Y la moral plantea otra pregunta: la del consentimiento. Los deepfakes pornográficos no consensuados han sido ya calificados como violencia digital. Actrices, políticas o creadoras de contenido, por ejemplo, han denunciado la proliferación de vídeos donde su imagen es utilizada para fines sexuales sin su aprobación. No es solo la invasión de la intimidad, es la imposición de un relato erótico sobre alguien que no lo eligió.
Si el deseo se habitúa a la perfección generada por algoritmos, ¿qué lugar queda para la imperfección de la piel viva?
Frente a esto, los defensores de la pornografía artificial consensuada argumentan que los personajes sintéticos pueden ser una alternativa «ética»: nadie sufre, nadie es explotado, nadie es presionado a actuar. Pero ¿qué sucede cuando la tecnología difumina ambas realidades? ¿Cuándo la misma herramienta sirve para proteger y para vulnerar?
El arte y la cultura siempre han fantaseado con cuerpos ideales que no existen: las esculturas griegas, las pin-ups de los años 50, los avatares de los videojuegos. La diferencia ahora es que esos cuerpos no solo se ven, también interactúan con nosotros: contestan mensajes, nos piden fotos, construyen la ilusión de una relación entre dos personas. Igual que un niño habla con su muñeco, un adulto puede hablar con su modelo hecha con IA. El deseo no necesita que la carne exista, necesita una narrativa que lo sostenga.
Algunos ven en esta evolución una salida: pornografía sin explotación, sin tráfico de personas, sin riesgo para las intérpretes. Otros advierten de un riesgo de alienación, de convertir la intimidad en un intercambio con fantasmas que nunca responden de verdad, porque no son reales.

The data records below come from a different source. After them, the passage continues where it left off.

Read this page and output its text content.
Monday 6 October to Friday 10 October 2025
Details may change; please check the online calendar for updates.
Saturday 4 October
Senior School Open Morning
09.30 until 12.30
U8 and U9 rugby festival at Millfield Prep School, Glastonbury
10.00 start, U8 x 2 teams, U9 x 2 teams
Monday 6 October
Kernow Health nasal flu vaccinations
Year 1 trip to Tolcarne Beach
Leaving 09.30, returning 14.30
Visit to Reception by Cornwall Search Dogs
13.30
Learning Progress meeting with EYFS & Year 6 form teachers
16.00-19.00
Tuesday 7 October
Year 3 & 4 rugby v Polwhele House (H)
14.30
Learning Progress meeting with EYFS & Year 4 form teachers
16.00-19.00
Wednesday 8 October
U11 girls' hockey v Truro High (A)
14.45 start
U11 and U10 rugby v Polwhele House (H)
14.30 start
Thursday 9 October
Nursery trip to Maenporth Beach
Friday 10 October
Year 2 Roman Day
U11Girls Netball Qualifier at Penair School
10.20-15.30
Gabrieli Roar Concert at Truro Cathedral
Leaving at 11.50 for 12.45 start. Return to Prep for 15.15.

Quizá la pregunta no sea si la pornografía artificial sustituirá a la real, sino qué nos dirá de nosotros mismos cuando miremos atrás. Cuando descubramos que nos excitaba no el cuerpo, sino la promesa de atención. Que el deseo puede ser digitalizado, empaquetado, suscrito por mensualidades. La pornografía siempre ha sido un espejo deformado de lo que deseamos. Ahora ese espejo ya no devuelve la imagen real, sino una versión mejorada, imposible. Una promesa que nunca se cansa, nunca envejece, nunca se resiste.